Before using MediaPipe Framework, familiarize yourself with the following concepts.
The basics
Packet
The basic data flow unit. A packet consists of a numeric timestamp and a shared pointer to an immutable payload. The payload can be of any C++ type, and the payload's type is also referred to as the type of the packet. Packets are value classes and can be copied cheaply. Each copy shares ownership of the payload, with reference-counting semantics. Each copy has its own timestamp. See also Packet.
Graph
MediaPipe processing takes place inside a graph, which defines packet flow paths between nodes. A graph can have any number of inputs and outputs, and data flow can branch and merge. Generally data flows forward, but backward loops are possible. See Graphs for details.
Nodes
Nodes produce and/or consume packets, and they are where the bulk of the graph’s work takes place. They are also known as “calculators”, for historical reasons. Each node’s interface defines a number of input and output ports, identified by a tag and/or an index. See Calculators for details.
Streams
A stream is a connection between two nodes that carries a sequence of packets, whose timestamps must be monotonically increasing.
Side packets
A side packet connection between nodes carries a single packet (with unspecified timestamp). It can be used to provide some data that will remain constant, whereas a stream represents a flow of data that changes over time.
Packet Ports
A port has an associated type; packets transiting through the port must be of that type. An output stream port can be connected to any number of input stream ports of the same type; each consumer receives a separate copy of the output packets, and has its own queue, so it can consume them at its own pace. Similarly, a side packet output port can be connected to as many side packet input ports as desired.
A port can be required, meaning that a connection must be made for the graph to be valid, or optional, meaning it may remain unconnected.
Input and output
Data flow can originate from source nodes, which have no input streams and produce packets spontaneously (e.g. by reading from a file); or from graph input streams, which let an application feed packets into a graph.

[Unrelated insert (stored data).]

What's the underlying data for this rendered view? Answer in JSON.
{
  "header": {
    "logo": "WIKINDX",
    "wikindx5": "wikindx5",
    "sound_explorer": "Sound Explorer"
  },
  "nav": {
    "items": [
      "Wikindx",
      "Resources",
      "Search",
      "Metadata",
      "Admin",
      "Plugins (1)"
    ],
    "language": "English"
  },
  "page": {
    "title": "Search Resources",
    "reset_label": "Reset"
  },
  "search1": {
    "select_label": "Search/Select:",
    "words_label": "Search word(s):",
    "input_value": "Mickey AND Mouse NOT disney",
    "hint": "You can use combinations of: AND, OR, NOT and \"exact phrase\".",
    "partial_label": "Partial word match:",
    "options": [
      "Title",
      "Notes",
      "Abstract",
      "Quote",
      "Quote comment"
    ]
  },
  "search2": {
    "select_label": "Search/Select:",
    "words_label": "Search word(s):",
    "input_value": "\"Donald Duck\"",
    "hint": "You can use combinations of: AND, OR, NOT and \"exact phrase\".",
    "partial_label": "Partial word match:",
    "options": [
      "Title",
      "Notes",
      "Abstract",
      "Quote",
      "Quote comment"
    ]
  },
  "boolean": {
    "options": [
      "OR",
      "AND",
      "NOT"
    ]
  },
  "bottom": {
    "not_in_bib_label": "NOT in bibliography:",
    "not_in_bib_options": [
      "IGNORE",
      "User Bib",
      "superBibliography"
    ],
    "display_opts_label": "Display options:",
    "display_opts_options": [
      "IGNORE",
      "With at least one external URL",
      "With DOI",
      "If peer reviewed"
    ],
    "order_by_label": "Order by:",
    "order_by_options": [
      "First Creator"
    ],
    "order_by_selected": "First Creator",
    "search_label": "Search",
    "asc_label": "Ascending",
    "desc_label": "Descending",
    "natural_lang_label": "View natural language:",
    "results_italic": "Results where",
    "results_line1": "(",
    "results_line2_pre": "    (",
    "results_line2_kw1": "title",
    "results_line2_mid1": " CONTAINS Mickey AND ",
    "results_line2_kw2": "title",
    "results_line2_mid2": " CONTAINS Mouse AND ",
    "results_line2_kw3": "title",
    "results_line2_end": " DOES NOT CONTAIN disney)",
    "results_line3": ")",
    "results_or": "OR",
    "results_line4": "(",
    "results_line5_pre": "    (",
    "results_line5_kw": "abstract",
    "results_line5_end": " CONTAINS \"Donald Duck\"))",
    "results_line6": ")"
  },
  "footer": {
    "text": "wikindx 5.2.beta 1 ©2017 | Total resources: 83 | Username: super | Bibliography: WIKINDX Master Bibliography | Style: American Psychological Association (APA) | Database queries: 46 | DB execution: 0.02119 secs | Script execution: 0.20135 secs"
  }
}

Similarly, there are sink nodes that receive data and write it to various destinations (e.g. a file, a memory buffer, etc.), and an application can also receive output from the graph using callbacks.
Runtime behavior
Graph lifetime
Once a graph has been initialized, it can be started to begin processing data, and can process a stream of packets until each stream is closed or the graph is canceled. Then the graph can be destroyed or started again.
Node lifetime
There are three main lifetime methods the framework will call on a node:
- Open: called once, before the other methods. When it is called, all input side packets required by the node will be available.
- Process: called multiple times, when a new set of inputs is available, according to the node’s input policy.
- Close: called once, at the end.
In addition, each calculator can define constructor and destructor, which are useful for creating and deallocating resources that are independent of the processed data.
Input policies
The default input policy is deterministic collation of packets by timestamp. A node receives all inputs for the same timestamp at the same time, in an invocation of its Process method; and successive input sets are received in their timestamp order. This can require delaying the processing of some packets until a packet with the same timestamp is received on all input streams, or until it can be guaranteed that a packet with that timestamp will not be arriving on the streams that have not received it.
Other policies are also available, implemented using a separate kind of component known as an InputStreamHandler.
See Synchronization for more details.
Real-time streams
MediaPipe calculator graphs are often used to process streams of video or audio frames for interactive applications. Normally, each Calculator runs as soon as all of its input packets for a given timestamp become available. Calculators used in real-time graphs need to define output timestamp bounds based on input timestamp bounds in order to allow downstream calculators to be scheduled promptly. See Real-time Streams for details.